The world’s biggest oil producers, including Exxon Mobil Corp., Royal Dutch Shell Plc, Chevron Corp. and Total SA, have sold billions of dollars of bonds this year to maintain dividend payouts as sub-$50 crude crimps spending and cash-flow generation. While the higher borrowing is stretching their balance sheets, the terms are favorable as central banks in the U.S. and Europe keep benchmark borrowing rates low.
Investors currently demand an average yield of 2.86 percent to hold dollar-denominated debt of companies with an investment-grade rating, after reaching a more than three-year low in early July, according to Bank of America Merrill Lynch index data. For euro securities, the yield is a record-low 0.73 percent, the data show.
While BP’s debt gearing rose to 24.7 percent from 18.8 percent a year ago, Dudley said the company is comfortable with a range of 20 percent to 30 percent. In October, the company abandoned a gearing band of 10 percent to 20 percent it put in place in 2010, saying that it would be flexible around a ratio of 20 percent.
“I’m not at all uncomfortable in the 20 percent to 30 percent range,” Dudley said. “That’s an efficient use of our capital.”
Shell, Europe’s biggest oil producer, saw its gearing rise above 26 percent in March after buying BG Group Plc and CEO Ben Van Beurden has said his company’s “first priority” is to reduce debt.
In February, Standard & Poor’s cut BP’s rating, along with those of Total SA and Statoil ASA, citing the need for companies to adjust to lower prices.
“We see the decision to cut investment and increase debt to facilitate shareholder distributions as negative from a credit perspective, because the reduction in investment will affect future cash-generating assets,” S&P said at the time.
While prioritizing dividends, the slump in crude has also forced BP and other oil majors to reduce investment, cut costs and sell assets.
BP’s capital expenditure will be less than $17 billion this year compared with an earlier forecast of “about” $17 billion, the company said Tuesday. While second-quarter adjusted profit declined 45 percent, BP’s operating costs in the past four quarters have been about $5.6 billion lower than in 2014. It aims to increase savings to $7 billion next year.

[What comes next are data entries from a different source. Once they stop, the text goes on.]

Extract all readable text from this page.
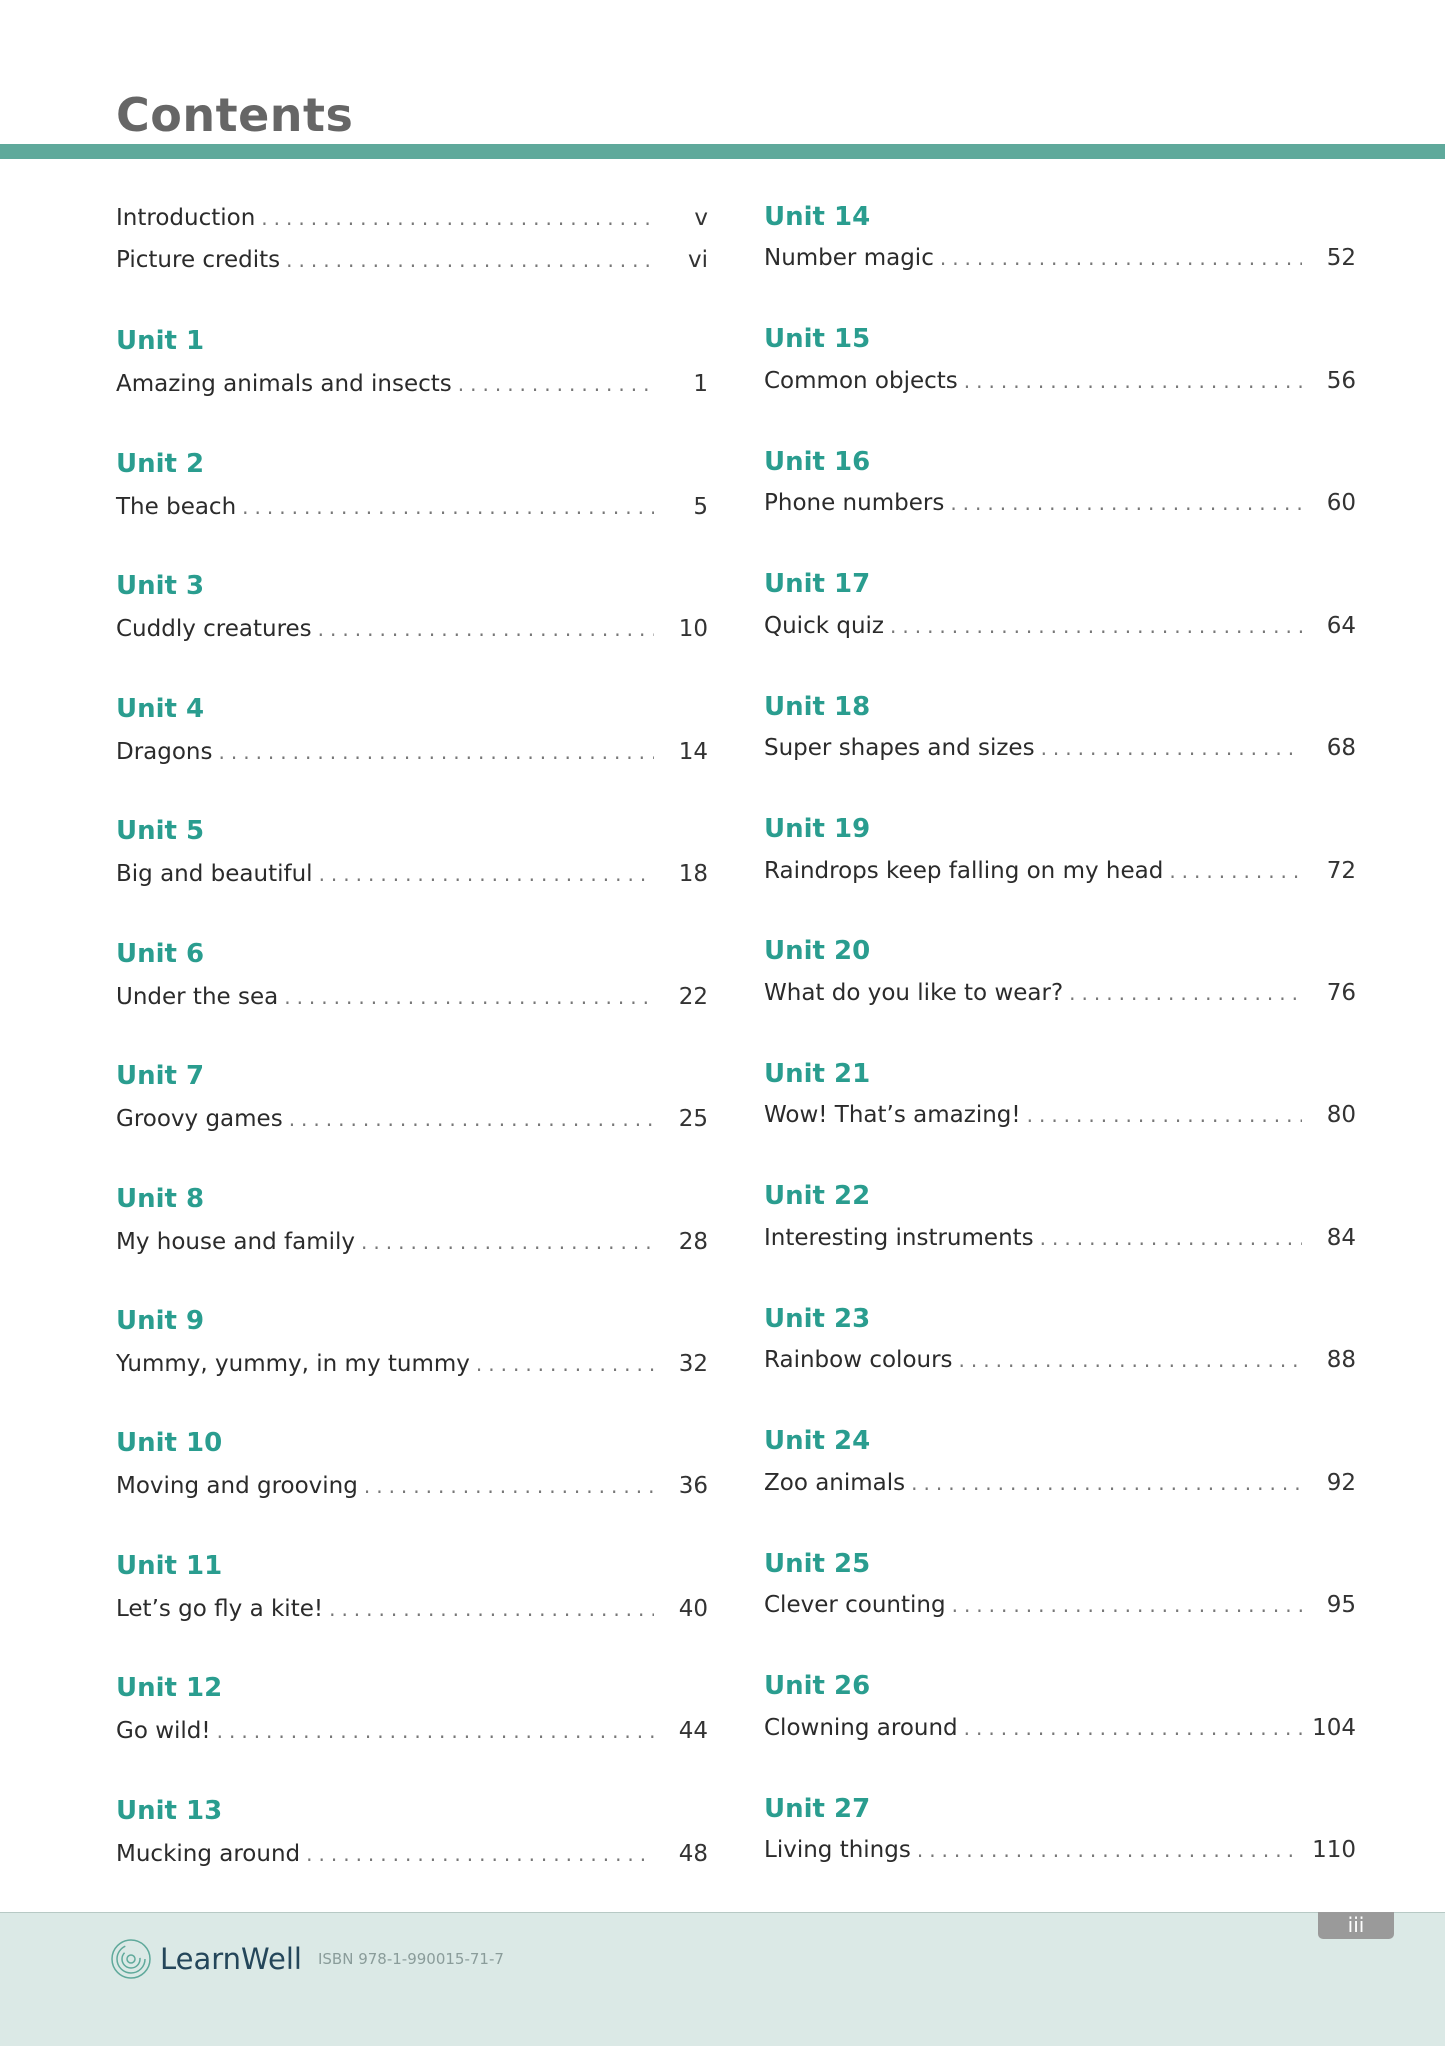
Contents
Introduction .....	v
Picture credits .....	vi
Unit 1
Amazing animals and insects .....	1
Unit 2
The beach .....	5
Unit 3
Cuddly creatures .....	10
Unit 4
Dragons .....	14
Unit 5
Big and beautiful .....	18
Unit 6
Under the sea .....	22
Unit 7
Groovy games .....	25
Unit 8
My house and family .....	28
Unit 9
Yummy, yummy, in my tummy .....	32
Unit 10
Moving and grooving .....	36
Unit 11
Let’s go fly a kite! .....	40
Unit 12
Go wild! .....	44
Unit 13
Mucking around .....	48
Unit 14
Number magic .....	52
Unit 15
Common objects .....	56
Unit 16
Phone numbers .....	60
Unit 17
Quick quiz .....	64
Unit 18
Super shapes and sizes .....	68
Unit 19
Raindrops keep falling on my head .....	72
Unit 20
What do you like to wear? .....	76
Unit 21
Wow! That’s amazing! .....	80
Unit 22
Interesting instruments .....	84
Unit 23
Rainbow colours .....	88
Unit 24
Zoo animals .....	92
Unit 25
Clever counting .....	95
Unit 26
Clowning around .....	104
Unit 27
Living things .....	110
iii
LearnWell ISBN 978-1-990015-71-7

The London-based company maintained its forecast of being able to balance cash flow with shareholder payouts and capital spending at an oil price of $50 to $55 a barrel next year. Benchmark Brent crude traded at $44.24 a barrel as of 1:29 p.m. in London. That’s down from an average $47.03 in the second quarter and $63.50 a year earlier, but up from $35.21 in the first quarter of this year.
While a surplus of oil products, including gasoline, has halted oil’s almost 60 percent rise from a 12-year high earlier this year, Dudley says the market is now balanced. The glut of gasoline is “seasonal and I wouldn’t draw too many conclusion from that,” he said.
He joked earlier this year that every swimming pool in the world is going to fill up with oil and those stockpiles will keep prices low.
“Somewhere out there, plugs are being pulled out of the swimming pools slowly,” he said. “It’ll take quite a while to drain down the stocks.”